As the 71st anniversary of our Independence Day comes and goes, it is time to reflect on the “Idea of India”—or rather, on two duelling ideas of India that are now before us.

They both date back to before independence, when our nationalist movement was divided between two sets of ideas—one held by those who saw religious identity as the determinant of their nationhood and the other by those who believed in an inclusive India for everyone, irrespective of faith. The former became the idea of Pakistan, the latter the idea of India.

This nebulous “Idea of India”—the phrase is Tagore’s—is, in some form or another, arguably as old as antiquity itself. However, the idea of India as a modern nation based on a certain conception of human rights and citizenship, vigorously backed by due process of law and equality before law, is a relatively recent and strikingly modern idea.

Illustration: Bhaskaran Illustration: Bhaskaran

Despite the mystical influence of Tagore, and the spiritual and moral influences of Gandhiji, it is a robustly secular and legal construct based upon the vision and intellect of our founding fathers, notably (in alphabetical order) B.R. Ambedkar, Jawaharlal Nehru and Vallabhbhai Patel.
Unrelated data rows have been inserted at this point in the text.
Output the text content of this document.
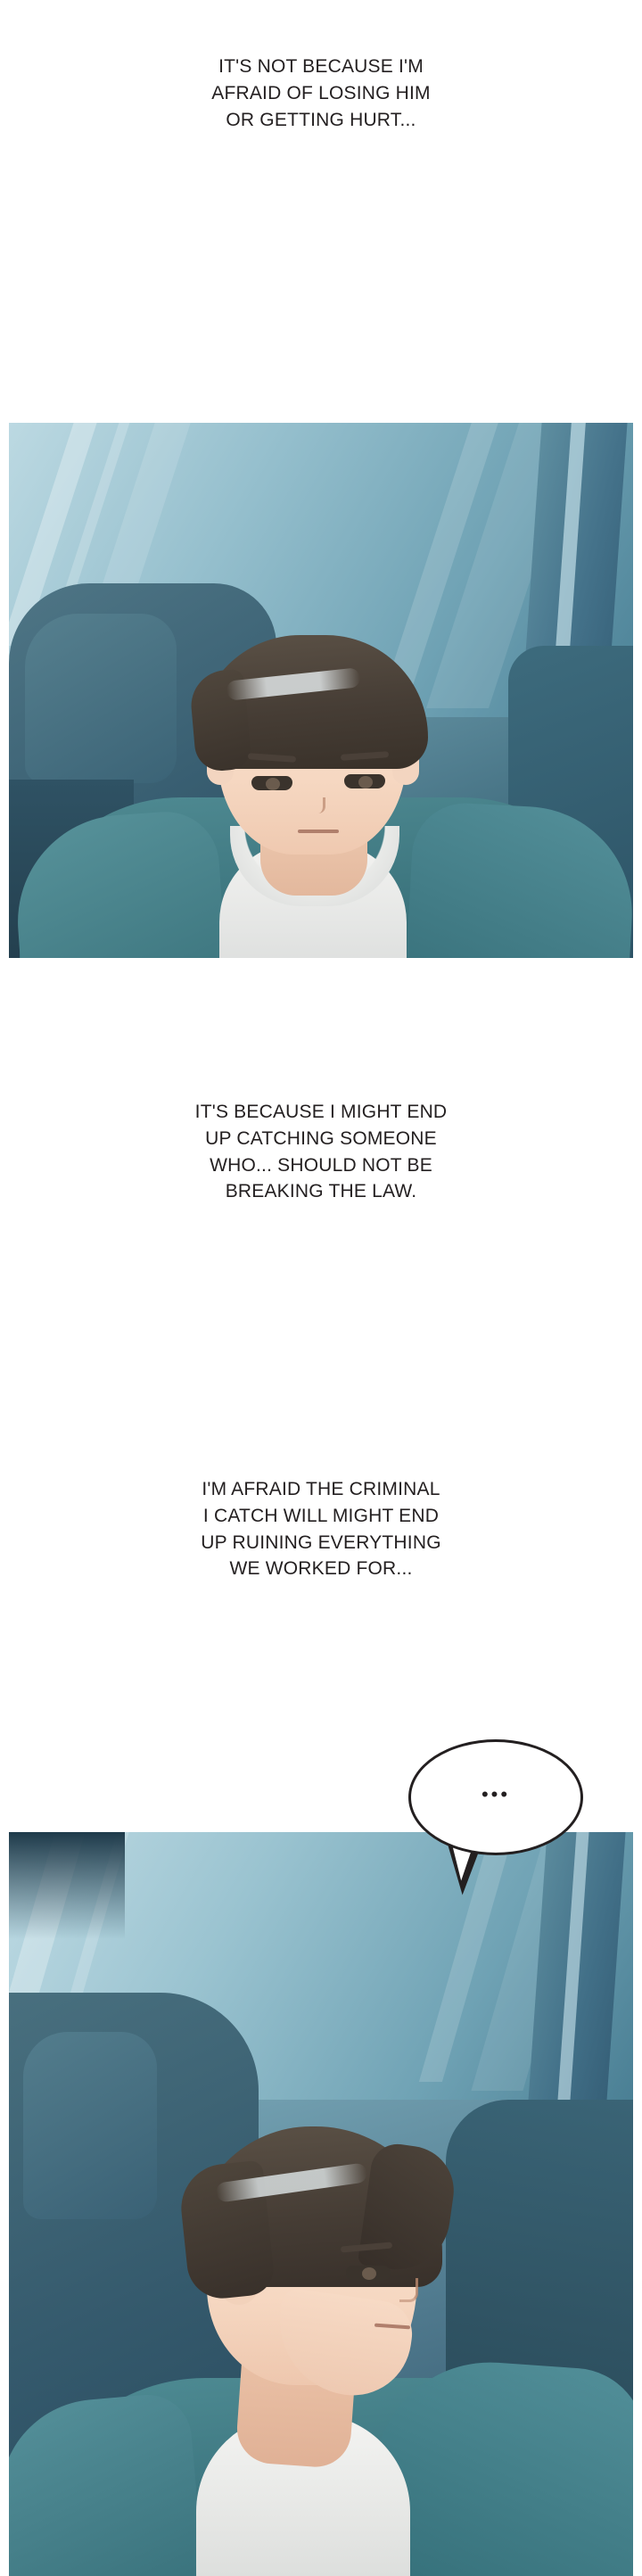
IT'S NOT BECAUSE I'M
AFRAID OF LOSING HIM
OR GETTING HURT...
IT'S BECAUSE I MIGHT END
UP CATCHING SOMEONE
WHO... SHOULD NOT BE
BREAKING THE LAW.
I'M AFRAID THE CRIMINAL
I CATCH WILL MIGHT END
UP RUINING EVERYTHING
WE WORKED FOR...
•••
The Preamble of the Constitution, in its description of the defining traits of the Indian republic, in its conception of justice, of liberty, of equality and of fraternity, firmly proclaims that the law, and not religion or community, will be the bedrock of the idea of India.

India’s democracy imposes no narrow conformities on its citizens. The whole point of Indian pluralism is you can be many things and one thing: you can be a good Muslim, a good Keralite and a good Indian all at once.
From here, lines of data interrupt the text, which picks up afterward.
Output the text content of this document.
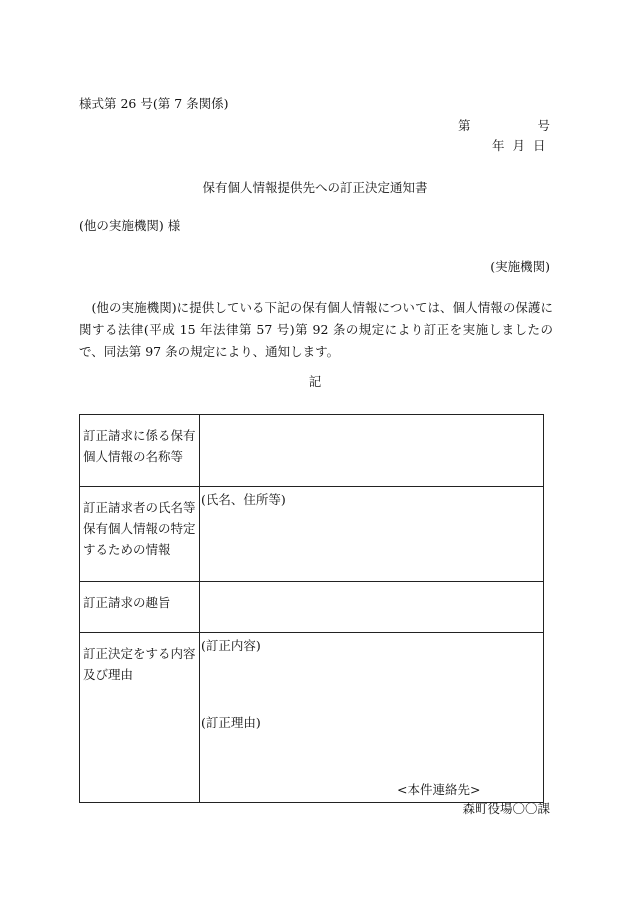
様式第 26 号(第 7 条関係)
第	号

年 月 日
保有個人情報提供先への訂正決定通知書
(他の実施機関) 様
(実施機関)
(他の実施機関)に提供している下記の保有個人情報については、個人情報の保護に関する法律(平成 15 年法律第 57 号)第 92 条の規定により訂正を実施しましたので、同法第 97 条の規定により、通知します。
記
訂正請求に係る保有個人情報の名称等	
訂正請求者の氏名等保有個人情報の特定するための情報	(氏名、住所等)
訂正請求の趣旨	
訂正決定をする内容及び理由	(訂正内容)
(訂正理由)
<本件連絡先>
森町役場〇〇課
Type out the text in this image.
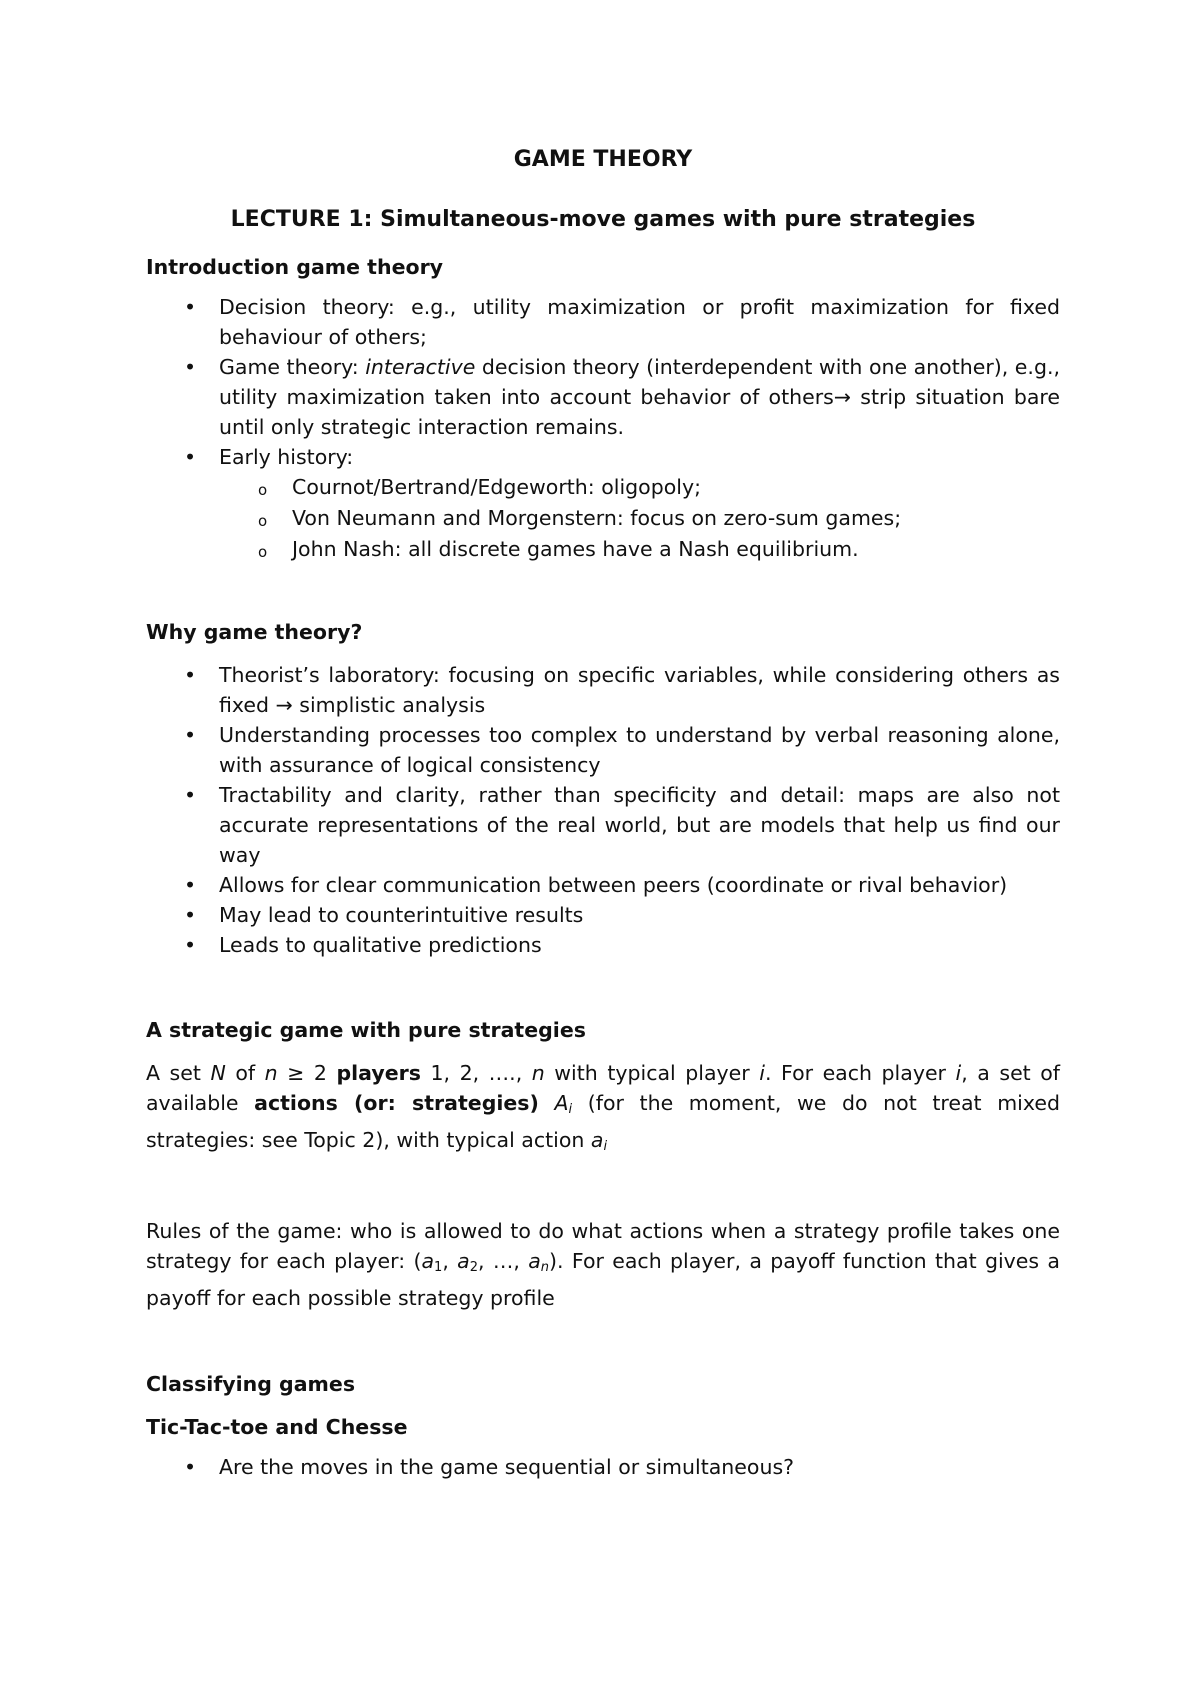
GAME THEORY
LECTURE 1: Simultaneous-move games with pure strategies
Introduction game theory
• Decision theory: e.g., utility maximization or profit maximization for fixed behaviour of others;
• Game theory: interactive decision theory (interdependent with one another), e.g., utility maximization taken into account behavior of others→ strip situation bare until only strategic interaction remains.
• Early history:
o Cournot/Bertrand/Edgeworth: oligopoly;
o Von Neumann and Morgenstern: focus on zero-sum games;
o John Nash: all discrete games have a Nash equilibrium.
Why game theory?
• Theorist’s laboratory: focusing on specific variables, while considering others as fixed → simplistic analysis
• Understanding processes too complex to understand by verbal reasoning alone, with assurance of logical consistency
• Tractability and clarity, rather than specificity and detail: maps are also not accurate representations of the real world, but are models that help us find our way
• Allows for clear communication between peers (coordinate or rival behavior)
• May lead to counterintuitive results
• Leads to qualitative predictions
A strategic game with pure strategies

A set N of n ≥ 2 players 1, 2, …., n with typical player i. For each player i, a set of available actions (or: strategies) $A_i$ (for the moment, we do not treat mixed strategies: see Topic 2), with typical action $a_i$

Rules of the game: who is allowed to do what actions when a strategy profile takes one strategy for each player: ($a_1$, $a_2$, …, $a_n$). For each player, a payoff function that gives a payoff for each possible strategy profile

Classifying games
Tic-Tac-toe and Chesse
• Are the moves in the game sequential or simultaneous?
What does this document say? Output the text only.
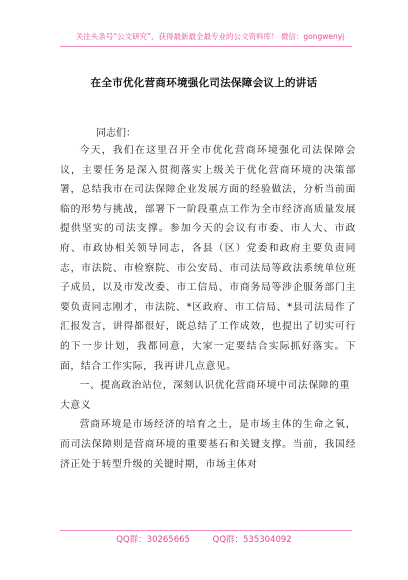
关注头条号“公文研究”，获得最新最全最专业的公文资料库！ 微信：gongwenyj
在全市优化营商环境强化司法保障会议上的讲话
同志们：

今天，我们在这里召开全市优化营商环境强化司法保障会议，主要任务是深入贯彻落实上级关于优化营商环境的决策部署，总结我市在司法保障企业发展方面的经验做法，分析当前面临的形势与挑战，部署下一阶段重点工作为全市经济高质量发展提供坚实的司法支撑。参加今天的会议有市委、市人大、市政府、市政协相关领导同志，各县（区）党委和政府主要负责同志，市法院、市检察院、市公安局、市司法局等政法系统单位班子成员，以及市发改委、市工信局、市商务局等涉企服务部门主要负责同志刚才，市法院、*区政府、市工信局、*县司法局作了汇报发言，讲得都很好，既总结了工作成效，也提出了切实可行的下一步计划，我都同意，大家一定要结合实际抓好落实。下面，结合工作实际，我再讲几点意见。

一、提高政治站位，深刻认识优化营商环境中司法保障的重大意义

营商环境是市场经济的培育之土，是市场主体的生命之氧，而司法保障则是营商环境的重要基石和关键支撑。当前，我国经济正处于转型升级的关键时期，市场主体对

QQ群：30265665	QQ群：535304092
The Indian idea, as I have long argued, is that a nation may endure differences of caste, creed, colour, conviction, consonant, culture, cuisine, costume and custom, and still rally around a consensus. And, that consensus is around the simple idea that in a democracy you do not really need to agree—except on the ground rules of how you will disagree.

My idea of India celebrates diversity: If America is a melting-pot, then to me India is a thali, a selection of sumptuous dishes in different bowls. Each tastes different, and does not necessarily mix with the next, but they belong together on the same plate, and they complement each other.

Many of us complacently assumed that this idea of India was immutable and universally held. But, we were wrong; before Mohammed Ali Jinnah’s Muslim League passed its notorious Pakistan Resolution in 1940 demanding the vivisection of the country, the Hindu Mahasabha had in 1937 advanced the theory that Hindus and Muslims were two nations. Today’s ruling BJP is the political arm of the RSS, which remains committed to the doctrine of hindutva and advocates a Hindu rashtra—a Hindu nation-state. Such an idea has nothing in common with the idea of India I have described. It is divisive rather than inclusive, embodied in a chauvinism intolerant of diversity and difference. The BJP/RSS idea of a Hindu rashtra is the mirror image of Pakistan—a state with a dominant majority religion that seeks to put its minorities in a subordinate place. That would be a hindutva Pakistan, and it is not what our freedom movement fought for, nor is it the idea of India enshrined in our Constitution.

This is a battle for India’s soul. India’s founding fathers wrote a Constitution for their dreams; we have given passports to their ideals. Let us not, seven decades after their triumph, let them down by surrendering our India to the idea of Pakistan.